本研究结果与前人以整体-局部加工任务为认知抑制任务的研究结果是一致的(Groborz & Necka, 2003; Zmigrod et al., 2015)。本研究结果符合创造力的产生-评价理论对创造性行为的定义(Groborz & Necka, 2003)。根据该理论, 创造性行为不仅包括产生观点, 而且包括对产生独创性的产品的选择能力, 这种选择能力部分依赖于认知控制中的有效注意机制。此外, Zmigrod等(2015)的研究也发现, 发散思维中的灵活性可以显著预测整体-局部加工任务中的局部干扰效应(即识别刺激的整体特征受到来自局部水平信息的干扰), 发散思维的灵活性越高, 局部干扰效应越小。这表明如果个体更注意整体方面而没有被局部方面转移注意力, 那么个体更有可能找到针对某一个问题的各种各样的解决方案。局部干扰条件中, 被试在识别大字母的时候抑制来自小字母的干扰, 是一种抑制反应定势的倾向。

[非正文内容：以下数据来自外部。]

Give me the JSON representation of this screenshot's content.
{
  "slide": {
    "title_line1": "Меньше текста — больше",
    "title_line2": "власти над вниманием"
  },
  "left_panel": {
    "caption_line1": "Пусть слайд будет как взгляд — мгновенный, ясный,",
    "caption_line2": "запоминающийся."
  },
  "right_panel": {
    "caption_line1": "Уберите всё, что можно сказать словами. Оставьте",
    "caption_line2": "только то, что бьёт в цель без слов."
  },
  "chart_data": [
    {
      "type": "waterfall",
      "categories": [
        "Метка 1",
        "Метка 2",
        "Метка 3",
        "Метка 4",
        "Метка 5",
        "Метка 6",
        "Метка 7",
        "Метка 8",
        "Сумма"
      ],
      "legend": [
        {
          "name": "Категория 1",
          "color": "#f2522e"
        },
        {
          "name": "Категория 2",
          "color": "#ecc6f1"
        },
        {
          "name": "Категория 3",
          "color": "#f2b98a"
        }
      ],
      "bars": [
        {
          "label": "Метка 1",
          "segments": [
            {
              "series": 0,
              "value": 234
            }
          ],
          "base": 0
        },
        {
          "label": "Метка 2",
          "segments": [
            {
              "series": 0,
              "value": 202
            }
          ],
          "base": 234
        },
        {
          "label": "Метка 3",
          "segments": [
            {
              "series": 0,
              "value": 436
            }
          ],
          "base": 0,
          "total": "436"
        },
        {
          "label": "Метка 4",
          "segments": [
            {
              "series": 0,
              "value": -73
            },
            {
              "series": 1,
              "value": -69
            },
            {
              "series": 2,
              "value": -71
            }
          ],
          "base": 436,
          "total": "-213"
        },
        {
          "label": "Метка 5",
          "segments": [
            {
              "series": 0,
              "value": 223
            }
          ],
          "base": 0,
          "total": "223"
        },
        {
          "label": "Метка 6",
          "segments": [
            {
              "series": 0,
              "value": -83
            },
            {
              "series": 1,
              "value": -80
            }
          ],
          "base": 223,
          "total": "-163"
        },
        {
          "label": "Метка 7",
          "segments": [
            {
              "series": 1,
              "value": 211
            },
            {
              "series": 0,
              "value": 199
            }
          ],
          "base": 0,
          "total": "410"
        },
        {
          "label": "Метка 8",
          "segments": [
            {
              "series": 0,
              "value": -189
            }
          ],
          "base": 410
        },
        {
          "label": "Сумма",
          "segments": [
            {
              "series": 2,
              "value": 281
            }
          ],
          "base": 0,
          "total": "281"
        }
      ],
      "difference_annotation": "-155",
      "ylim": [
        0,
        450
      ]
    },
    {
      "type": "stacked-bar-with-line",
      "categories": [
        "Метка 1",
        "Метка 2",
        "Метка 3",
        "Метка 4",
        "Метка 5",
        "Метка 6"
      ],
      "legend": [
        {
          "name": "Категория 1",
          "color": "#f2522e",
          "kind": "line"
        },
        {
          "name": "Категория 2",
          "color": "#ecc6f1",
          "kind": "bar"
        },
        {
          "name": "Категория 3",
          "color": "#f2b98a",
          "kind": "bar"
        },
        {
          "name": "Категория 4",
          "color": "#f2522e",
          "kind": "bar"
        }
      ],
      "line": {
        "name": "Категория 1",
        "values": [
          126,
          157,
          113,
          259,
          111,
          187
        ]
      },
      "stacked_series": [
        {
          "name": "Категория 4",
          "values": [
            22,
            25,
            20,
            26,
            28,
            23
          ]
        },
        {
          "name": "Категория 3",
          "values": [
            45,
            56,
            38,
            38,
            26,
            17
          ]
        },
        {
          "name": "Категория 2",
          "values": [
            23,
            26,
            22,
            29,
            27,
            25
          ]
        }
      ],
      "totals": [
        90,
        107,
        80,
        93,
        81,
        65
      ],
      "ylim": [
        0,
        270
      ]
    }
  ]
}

这与Stroop任务中识别颜色字时需要抑制颜色与字义的冲突的干扰相似。

当前研究结果与认知去抑制假说冲突, 该假说认为认知去抑制可以提高产生许多不同想法的流畅性, 认知抑制水平低是高创造者的特征之一。Eysenck (1995)认为高创者由于过度包含的思维特点, 因此其注意过滤机制不像普通人那么严格, 这种过度包含性可能是一种抑制的失败, 是精神病患者、高精神质得分个体、创造性个体和天才具有的相似特征。高创造性个体有稳定的认知去抑制特点, 但是其与精神病患者不同, 在于高创造性个体能够拒绝不合适的反应, 而精神病患者则不能。如果是功能失调的认知去抑制类型,虽然也可能导致个体产生持续的想法, 但个体对已偏离最初观点的想法却无能为力, 而以抑制不相关反应的能力为基础的良好的认知抑制能力可能更有利于促进新颖的和独创的观点产生(Benedek et al., 2012)。因此, 这种认知抑制可能是一种功能良好的认知去抑制类型, 该类型支持产生流畅的、新颖的观点而不是产生僵硬的、病态持续的观点。而且, 有研究发现, 虽然精神分裂症与创造性思维得分呈正相关, 但是精神分裂症和创造性思维与认知抑制的关系不同(Rominger, Fink, Weiss, Bosch, & Papousek, 2017)。Rominger等人(2017)采用听觉抑制任务发现, 创造性思维与更高的认知抑制能力相关, 而精神分裂症与较低的认知抑制能力相关。高创者能够更好地抑制任务中不相关的听觉信息, 也可以解释为他们在创造性观点产生过程中更集中注意, 结果进一步支持抑制能力在创造性思维中起重要作用。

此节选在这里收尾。